Oleh: Aldi Ferdiansyah
(Mahasiswa Prodi Sastra Indonesia, Fakultas Ilmu Budaya, Universitas Andalas)
Karya sastra adalah hasil proses kreatif yang ditulis oleh seorang pengarang menggunakan bentuk kata indah sehingga dapat menyentuh hati pembaca. Melalui rangkaian kata-kata yang indah dan penuh makna, sastra tidak sekadar menjadi media untuk bercerita, tetapi juga menjadi sarana untuk menyampaikan nilai-nilai kemanusiaan, kritik sosial, dan renungan batin. Dengan kemampuannya menggugah emosi pembaca, karya sastra sering kali mampu menjembatani pemikiran sang pengarang dengan realitas yang lebih luas. Salah satu bentuk sastra yang paling ekspresif adalah puisi. Dalam bentuk yang padat dan simbolik, puisi menjadi ruang bebas bagi penyair untuk bermain dengan gaya bahasa dan menyampaikan pesan secara estetis.
Puisi terkadang menyuarakan rasa simpati kita terhadap kejadian atau fenomena yang ada di kehidupan nyata. Melalui kekuatan bahasa, seorang penyair dapat menggugah kesadaran pembaca akan situasi-situasi yang mungkin luput dari perhatian. Tak jarang, puisi menjadi medium perlawanan sunyi terhadap ketidakadilan, penindasan, atau tragedi kemanusiaan. Dalam karya sastra, bahasa tidak hanya berfungsi sebagai alat untuk menyampaikan informasi, tetapi juga memiliki nilai keindahan atau estetika. Hal ini karena bahasa digunakan sebagai media untuk mengekspresikan perasaan dan gagasan pengarang. Penulis bebas menciptakan unsur keindahan, baik dari segi bentuk seperti pilihan kata, irama bunyi, susunan larik dan bait yang dapat dirasakan melalui pancaindra, maupun dari segi makna yang mampu menimbulkan beragam kesan atau gambaran saat dibaca atau didengarkan (Riyan Munajat, dkk, 2022: 22-38).

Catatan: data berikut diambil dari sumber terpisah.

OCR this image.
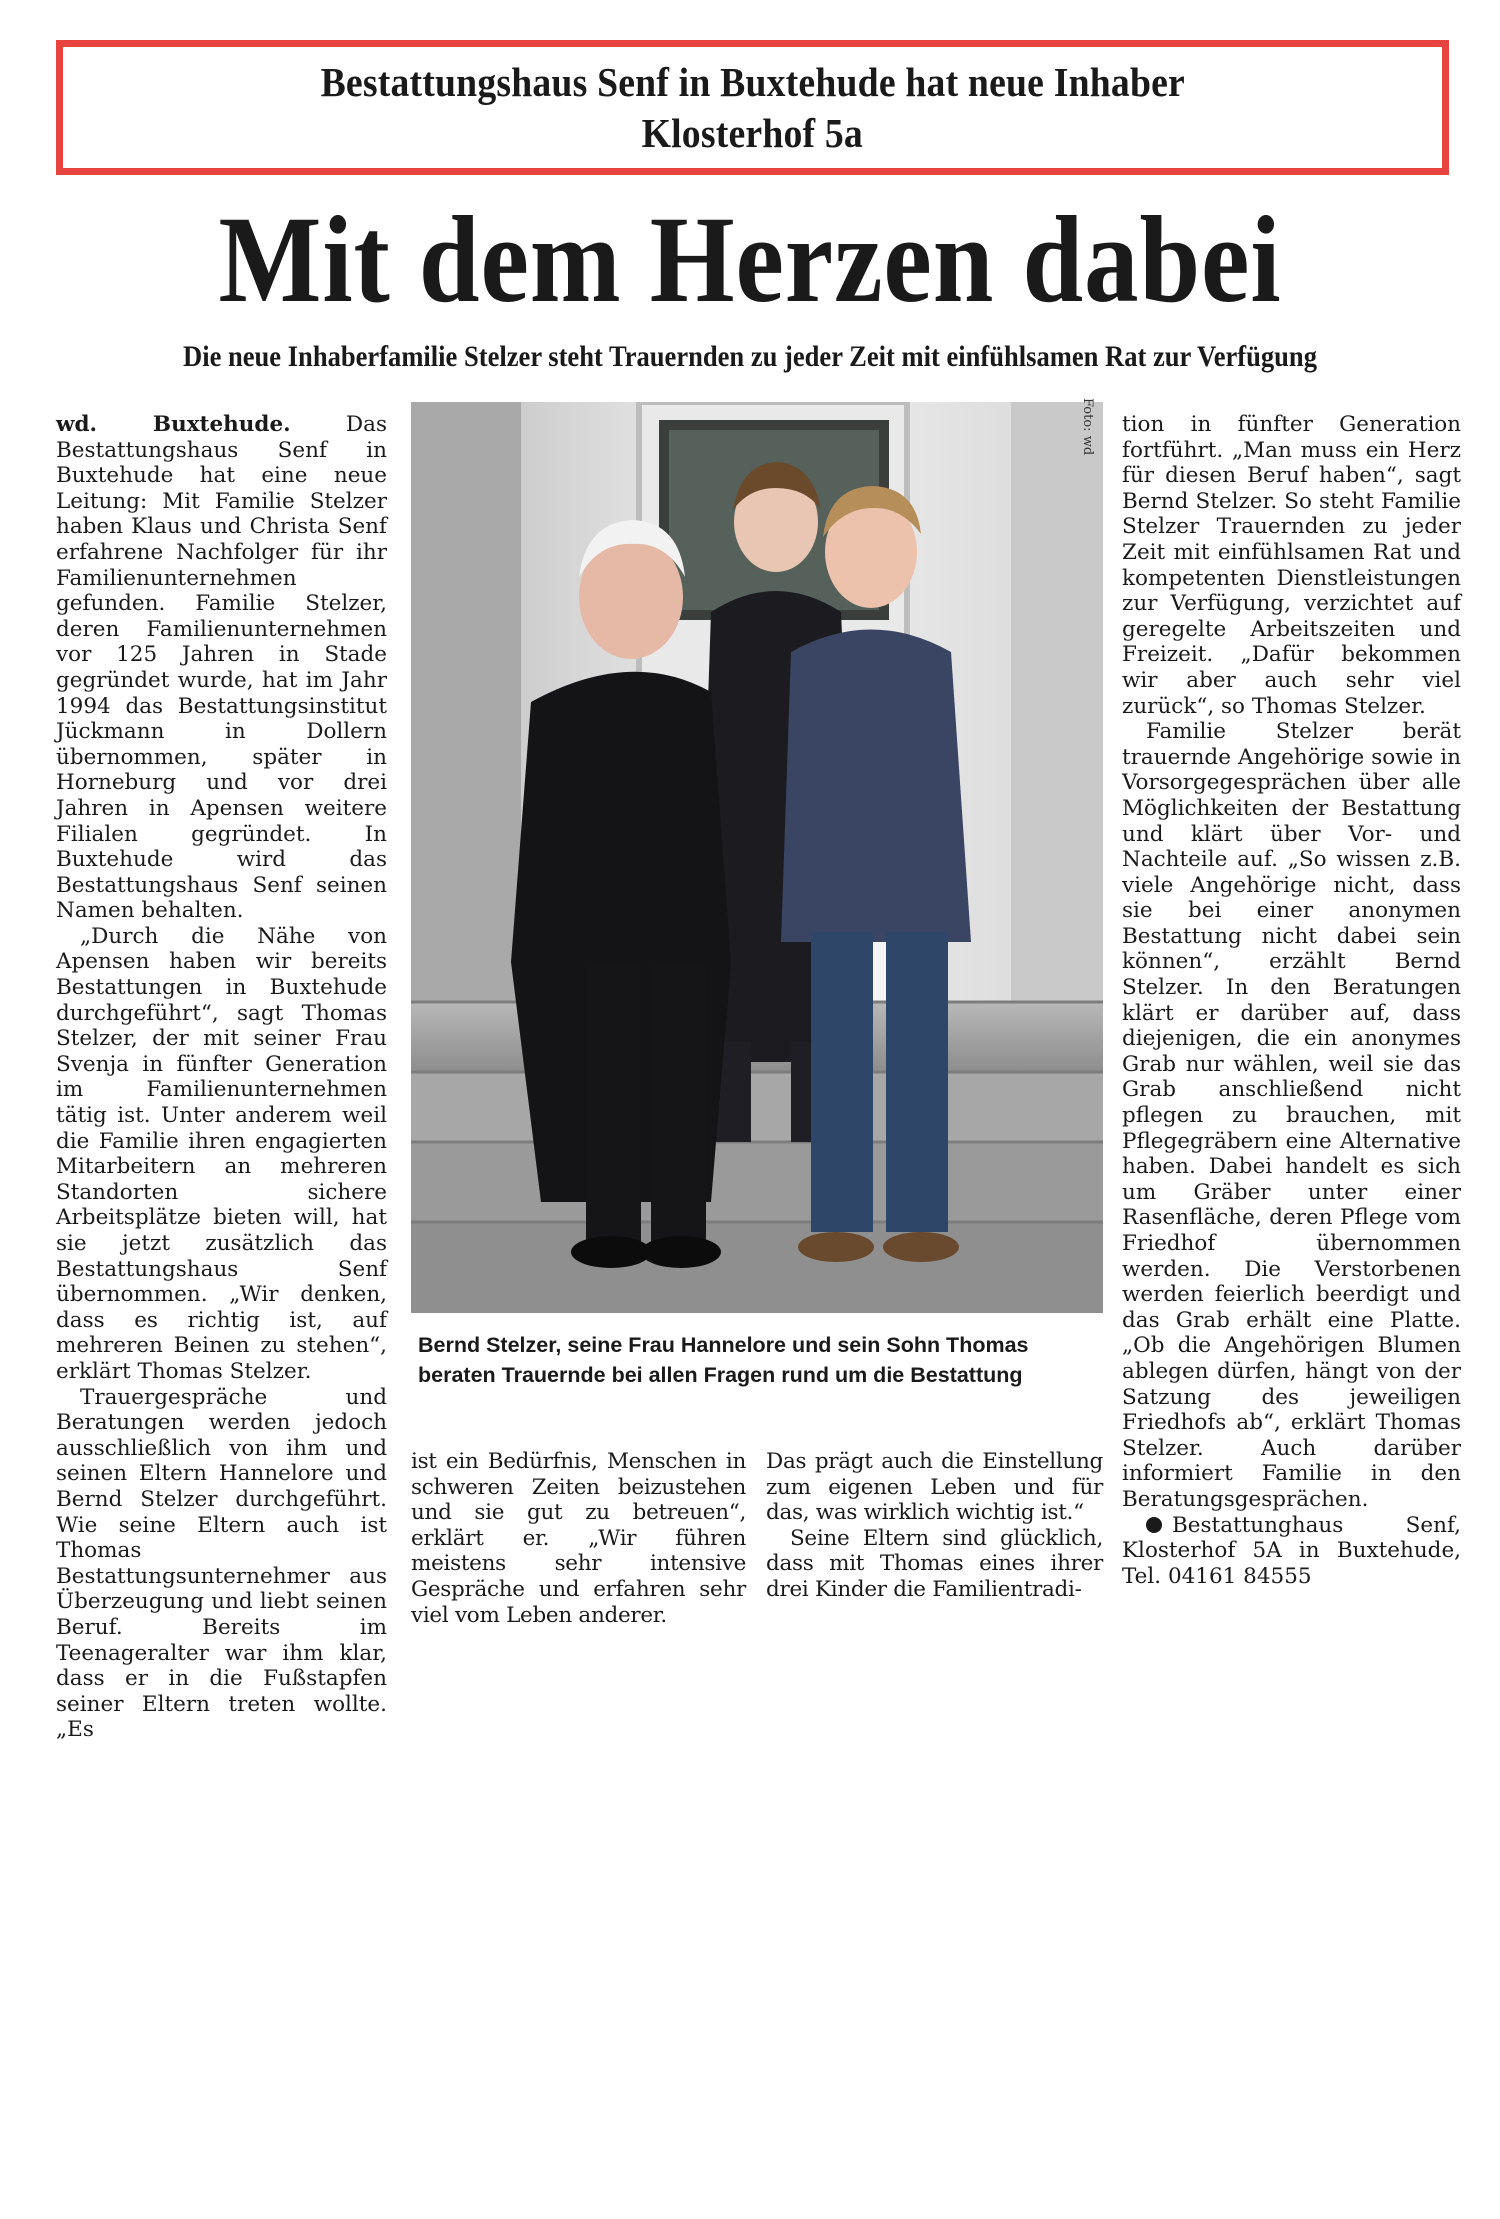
Bestattungshaus Senf in Buxtehude hat neue Inhaber
Klosterhof 5a
Mit dem Herzen dabei
Die neue Inhaberfamilie Stelzer steht Trauernden zu jeder Zeit mit einfühlsamen Rat zur Verfügung

wd. Buxtehude. Das Bestattungshaus Senf in Buxtehude hat eine neue Leitung: Mit Familie Stelzer haben Klaus und Christa Senf erfahrene Nachfolger für ihr Familienunternehmen gefunden. Familie Stelzer, deren Familienunternehmen vor 125 Jahren in Stade gegründet wurde, hat im Jahr 1994 das Bestattungsinstitut Jückmann in Dollern übernommen, später in Horneburg und vor drei Jahren in Apensen weitere Filialen gegründet. In Buxtehude wird das Bestattungshaus Senf seinen Namen behalten.

„Durch die Nähe von Apensen haben wir bereits Bestattungen in Buxtehude durchgeführt“, sagt Thomas Stelzer, der mit seiner Frau Svenja in fünfter Generation im Familienunternehmen tätig ist. Unter anderem weil die Familie ihren engagierten Mitarbeitern an mehreren Standorten sichere Arbeitsplätze bieten will, hat sie jetzt zusätzlich das Bestattungshaus Senf übernommen. „Wir denken, dass es richtig ist, auf mehreren Beinen zu stehen“, erklärt Thomas Stelzer.

Trauergespräche und Beratungen werden jedoch ausschließlich von ihm und seinen Eltern Hannelore und Bernd Stelzer durchgeführt. Wie seine Eltern auch ist Thomas Bestattungsunternehmer aus Überzeugung und liebt seinen Beruf. Bereits im Teenageralter war ihm klar, dass er in die Fußstapfen seiner Eltern treten wollte. „Es

Foto: wd
Bernd Stelzer, seine Frau Hannelore und sein Sohn Thomas beraten Trauernde bei allen Fragen rund um die Bestattung

ist ein Bedürfnis, Menschen in schweren Zeiten beizustehen und sie gut zu betreuen“, erklärt er. „Wir führen meistens sehr intensive Gespräche und erfahren sehr viel vom Leben anderer.

Das prägt auch die Einstellung zum eigenen Leben und für das, was wirklich wichtig ist.“

Seine Eltern sind glücklich, dass mit Thomas eines ihrer drei Kinder die Familientradi-

tion in fünfter Generation fortführt. „Man muss ein Herz für diesen Beruf haben“, sagt Bernd Stelzer. So steht Familie Stelzer Trauernden zu jeder Zeit mit einfühlsamen Rat und kompetenten Dienstleistungen zur Verfügung, verzichtet auf geregelte Arbeitszeiten und Freizeit. „Dafür bekommen wir aber auch sehr viel zurück“, so Thomas Stelzer.

Familie Stelzer berät trauernde Angehörige sowie in Vorsorgegesprächen über alle Möglichkeiten der Bestattung und klärt über Vor- und Nachteile auf. „So wissen z.B. viele Angehörige nicht, dass sie bei einer anonymen Bestattung nicht dabei sein können“, erzählt Bernd Stelzer. In den Beratungen klärt er darüber auf, dass diejenigen, die ein anonymes Grab nur wählen, weil sie das Grab anschließend nicht pflegen zu brauchen, mit Pflegegräbern eine Alternative haben. Dabei handelt es sich um Gräber unter einer Rasenfläche, deren Pflege vom Friedhof übernommen werden. Die Verstorbenen werden feierlich beerdigt und das Grab erhält eine Platte. „Ob die Angehörigen Blumen ablegen dürfen, hängt von der Satzung des jeweiligen Friedhofs ab“, erklärt Thomas Stelzer. Auch darüber informiert Familie in den Beratungsgesprächen.

Bestattunghaus Senf, Klosterhof 5A in Buxtehude, Tel. 04161 84555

Penggunaan gaya bahasa dapat memperindah bentuk dan mempertajam pesan yang terdapat pada suatu karya. Sehingga, karya tersebut lebih bersifat interpretatif, kemudian pembaca dapat merasakan emosi dan menerima kesan tertentu dalam pengalaman membacanya. Seperti yang di ungkapkan oleh Nurgiantoro (2017:215) bahwa majas merupakan teknik pengungkapan bahasa, penggayabahasaan, yang maknanya tidak menunjuk pada makna harfiah kata-kata yang mendukungnya, melainkan pada makna yang ditambahkan atau makna yang tersirat. Berdasarkan sejumlah pendapat yang telah dikemukakan, dapat disimpulkan bahwa gaya bahasa adalah keterampilan penulis dalam mengungkapkan gagasan secara tidak langsung atau melalui makna konotatif.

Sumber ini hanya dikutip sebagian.